Instruction
1
Determine the degree of the root. It is usually denoted by a Superscript figure before him. If the degree of the root is not specified, the root is square, its degree is two.
2
Make the multiplier under the root, elevating him to the degree of the root. That is, x*ª√y = a√(y*xª).
3
Consider the example 5*√2. The square root, therefore, take the number 5 to a square that is in the second degree. Get √(2*52). Simplify radical expression. √(2*52) = √(2*25) = √50.
4
Study example 2*3√(7+x). In this case, the root of the third degree, so raise the multiplieroutside of the root, 3 degree. Get 3√((7+x)*23) = 3√((7+x)*8).
5
Consider the example (2/9)*√(7+x) where you have to make under the root of a fraction. The algorithm of actions is not very different. Erect in the degree of the numerator and denominator of a fraction. Get √((7+x)*(22/92)). Simplify radical expression, if necessary.
6
Let's do another example, where the multiplier already has a degree. In y2*√(x3) multipliermade under a root, squared. When raised to a new degree and making the root of much just multiplies. That is, after entering under the square root, y2 will be of the fourth degree.
7
Consider an example in which the degree is a fraction, that is, the multiplier is also under the root. Find it in the example √(y3)*3√(x) degree of x and y.

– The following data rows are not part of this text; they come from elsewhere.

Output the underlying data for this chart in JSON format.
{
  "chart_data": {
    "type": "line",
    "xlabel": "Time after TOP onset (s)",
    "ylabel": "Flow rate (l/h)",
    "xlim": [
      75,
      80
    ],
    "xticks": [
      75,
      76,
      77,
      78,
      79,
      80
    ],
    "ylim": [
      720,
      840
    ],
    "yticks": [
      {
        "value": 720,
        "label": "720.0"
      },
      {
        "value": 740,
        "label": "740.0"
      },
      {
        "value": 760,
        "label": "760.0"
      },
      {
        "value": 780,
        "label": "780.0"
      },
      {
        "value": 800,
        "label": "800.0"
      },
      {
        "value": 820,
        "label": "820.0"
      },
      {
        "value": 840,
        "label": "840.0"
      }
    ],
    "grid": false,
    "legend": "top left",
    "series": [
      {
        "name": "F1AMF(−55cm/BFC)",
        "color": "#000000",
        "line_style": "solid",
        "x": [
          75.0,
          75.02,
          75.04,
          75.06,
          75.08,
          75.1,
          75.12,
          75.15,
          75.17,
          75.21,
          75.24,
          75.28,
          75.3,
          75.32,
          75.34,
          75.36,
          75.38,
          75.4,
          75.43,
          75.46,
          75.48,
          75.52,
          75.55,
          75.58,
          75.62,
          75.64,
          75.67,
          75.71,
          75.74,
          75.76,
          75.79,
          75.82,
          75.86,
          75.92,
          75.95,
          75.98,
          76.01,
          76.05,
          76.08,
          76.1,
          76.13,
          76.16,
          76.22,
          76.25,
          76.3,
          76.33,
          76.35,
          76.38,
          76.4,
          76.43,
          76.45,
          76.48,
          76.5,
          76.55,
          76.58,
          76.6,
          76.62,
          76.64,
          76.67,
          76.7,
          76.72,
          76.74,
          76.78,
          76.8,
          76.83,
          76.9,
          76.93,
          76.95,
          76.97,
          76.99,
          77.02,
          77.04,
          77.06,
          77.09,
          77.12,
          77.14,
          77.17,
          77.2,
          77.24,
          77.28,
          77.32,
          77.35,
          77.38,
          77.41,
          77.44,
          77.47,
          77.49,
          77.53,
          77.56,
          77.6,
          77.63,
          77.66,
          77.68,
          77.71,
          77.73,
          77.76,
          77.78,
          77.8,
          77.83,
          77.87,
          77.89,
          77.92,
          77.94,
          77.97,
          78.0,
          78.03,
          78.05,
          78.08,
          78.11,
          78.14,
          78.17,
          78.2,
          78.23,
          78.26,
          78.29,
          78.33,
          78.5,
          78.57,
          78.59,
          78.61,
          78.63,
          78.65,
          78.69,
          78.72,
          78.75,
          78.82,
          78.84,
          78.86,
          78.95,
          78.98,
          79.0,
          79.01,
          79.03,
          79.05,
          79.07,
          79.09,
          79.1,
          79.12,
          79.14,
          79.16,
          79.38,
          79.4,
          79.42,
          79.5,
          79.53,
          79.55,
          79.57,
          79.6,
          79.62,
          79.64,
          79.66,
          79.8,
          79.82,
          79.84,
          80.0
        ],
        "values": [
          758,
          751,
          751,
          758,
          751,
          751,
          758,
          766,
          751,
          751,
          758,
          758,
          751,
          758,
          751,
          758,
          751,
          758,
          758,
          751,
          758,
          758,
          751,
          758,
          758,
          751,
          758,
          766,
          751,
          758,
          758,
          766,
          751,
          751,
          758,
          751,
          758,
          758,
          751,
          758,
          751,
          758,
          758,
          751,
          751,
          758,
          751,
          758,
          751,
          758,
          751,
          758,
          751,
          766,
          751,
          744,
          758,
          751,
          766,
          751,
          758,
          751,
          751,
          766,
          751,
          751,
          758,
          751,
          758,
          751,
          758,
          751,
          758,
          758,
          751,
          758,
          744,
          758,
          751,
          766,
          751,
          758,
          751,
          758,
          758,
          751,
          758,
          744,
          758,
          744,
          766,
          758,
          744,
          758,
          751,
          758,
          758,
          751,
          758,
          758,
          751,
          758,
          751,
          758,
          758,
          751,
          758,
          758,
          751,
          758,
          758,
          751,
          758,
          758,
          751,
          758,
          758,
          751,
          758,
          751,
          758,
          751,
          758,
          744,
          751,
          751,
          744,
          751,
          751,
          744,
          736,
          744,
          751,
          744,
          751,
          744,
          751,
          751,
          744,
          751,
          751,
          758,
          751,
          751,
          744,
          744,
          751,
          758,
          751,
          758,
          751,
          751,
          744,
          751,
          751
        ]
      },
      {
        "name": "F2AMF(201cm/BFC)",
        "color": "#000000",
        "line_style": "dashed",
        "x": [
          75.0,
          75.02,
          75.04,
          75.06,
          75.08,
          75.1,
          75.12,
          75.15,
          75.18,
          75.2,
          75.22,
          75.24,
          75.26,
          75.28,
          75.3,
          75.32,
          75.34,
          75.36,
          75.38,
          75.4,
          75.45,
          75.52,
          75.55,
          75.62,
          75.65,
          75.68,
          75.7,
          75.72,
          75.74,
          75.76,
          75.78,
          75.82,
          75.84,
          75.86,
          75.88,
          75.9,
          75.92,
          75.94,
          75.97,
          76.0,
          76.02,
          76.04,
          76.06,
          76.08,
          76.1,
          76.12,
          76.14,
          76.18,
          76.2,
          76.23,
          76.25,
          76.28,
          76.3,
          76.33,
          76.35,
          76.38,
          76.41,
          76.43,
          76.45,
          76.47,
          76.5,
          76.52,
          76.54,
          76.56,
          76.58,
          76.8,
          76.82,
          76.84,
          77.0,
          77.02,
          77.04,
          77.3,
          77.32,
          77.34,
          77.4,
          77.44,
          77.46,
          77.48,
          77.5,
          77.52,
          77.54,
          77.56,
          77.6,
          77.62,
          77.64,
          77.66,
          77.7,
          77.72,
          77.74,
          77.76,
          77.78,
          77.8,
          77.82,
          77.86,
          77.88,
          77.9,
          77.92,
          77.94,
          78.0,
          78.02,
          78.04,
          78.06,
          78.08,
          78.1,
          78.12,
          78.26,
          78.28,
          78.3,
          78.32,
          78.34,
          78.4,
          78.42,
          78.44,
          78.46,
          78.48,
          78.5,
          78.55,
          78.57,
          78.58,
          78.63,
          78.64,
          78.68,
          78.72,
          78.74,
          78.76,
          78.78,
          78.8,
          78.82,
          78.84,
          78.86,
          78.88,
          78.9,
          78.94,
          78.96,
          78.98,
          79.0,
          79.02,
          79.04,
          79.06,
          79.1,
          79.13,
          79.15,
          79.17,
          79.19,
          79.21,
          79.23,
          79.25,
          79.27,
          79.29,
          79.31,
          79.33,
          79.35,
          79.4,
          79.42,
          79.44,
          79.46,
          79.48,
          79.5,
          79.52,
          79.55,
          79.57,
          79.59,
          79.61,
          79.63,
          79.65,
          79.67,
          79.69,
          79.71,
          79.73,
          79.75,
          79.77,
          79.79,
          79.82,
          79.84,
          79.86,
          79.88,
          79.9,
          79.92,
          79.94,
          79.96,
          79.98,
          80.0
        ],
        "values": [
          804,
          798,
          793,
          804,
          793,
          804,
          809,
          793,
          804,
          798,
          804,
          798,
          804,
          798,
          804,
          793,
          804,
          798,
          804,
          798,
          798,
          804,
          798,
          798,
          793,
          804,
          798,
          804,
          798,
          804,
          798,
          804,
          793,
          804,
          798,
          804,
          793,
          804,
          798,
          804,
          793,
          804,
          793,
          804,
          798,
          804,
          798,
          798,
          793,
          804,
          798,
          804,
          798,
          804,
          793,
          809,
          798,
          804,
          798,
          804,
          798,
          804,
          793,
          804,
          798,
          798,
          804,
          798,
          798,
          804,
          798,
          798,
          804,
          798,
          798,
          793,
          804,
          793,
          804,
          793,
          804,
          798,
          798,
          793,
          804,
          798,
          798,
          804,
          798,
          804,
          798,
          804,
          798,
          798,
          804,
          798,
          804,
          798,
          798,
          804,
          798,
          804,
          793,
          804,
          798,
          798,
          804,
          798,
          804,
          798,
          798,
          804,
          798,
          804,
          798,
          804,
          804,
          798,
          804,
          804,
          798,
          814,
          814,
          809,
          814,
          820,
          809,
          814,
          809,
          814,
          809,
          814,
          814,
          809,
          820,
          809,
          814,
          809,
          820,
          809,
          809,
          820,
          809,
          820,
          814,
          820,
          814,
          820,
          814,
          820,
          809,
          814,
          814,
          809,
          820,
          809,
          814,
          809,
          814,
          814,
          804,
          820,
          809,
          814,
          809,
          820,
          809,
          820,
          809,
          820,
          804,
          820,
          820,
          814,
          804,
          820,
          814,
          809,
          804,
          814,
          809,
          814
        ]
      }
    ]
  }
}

The degree of x is equal to 1/3, that is the root of the third degree, and make under the root of the multiplier y is of degree 3/2, i.e. it is in Cuba and under the square root.
8
Give the roots to the same extent, to combine radical expressions. To do this, give fractions of degrees to a common denominator. Multiply the numerator and denominator on the same number which will allow you to achieve this.
9
Find common denominator for fractions degrees. For 1/3 and 3/2 is 6. Multiply both parts of the first fraction by two, and the other three. That is (1*2)/(3*2) and (3*3)/(2*3). It will, accordingly, 2/6 and 9/6. Thus, x and y will be under a common root of the sixth degree, x second, and y in the ninth degree.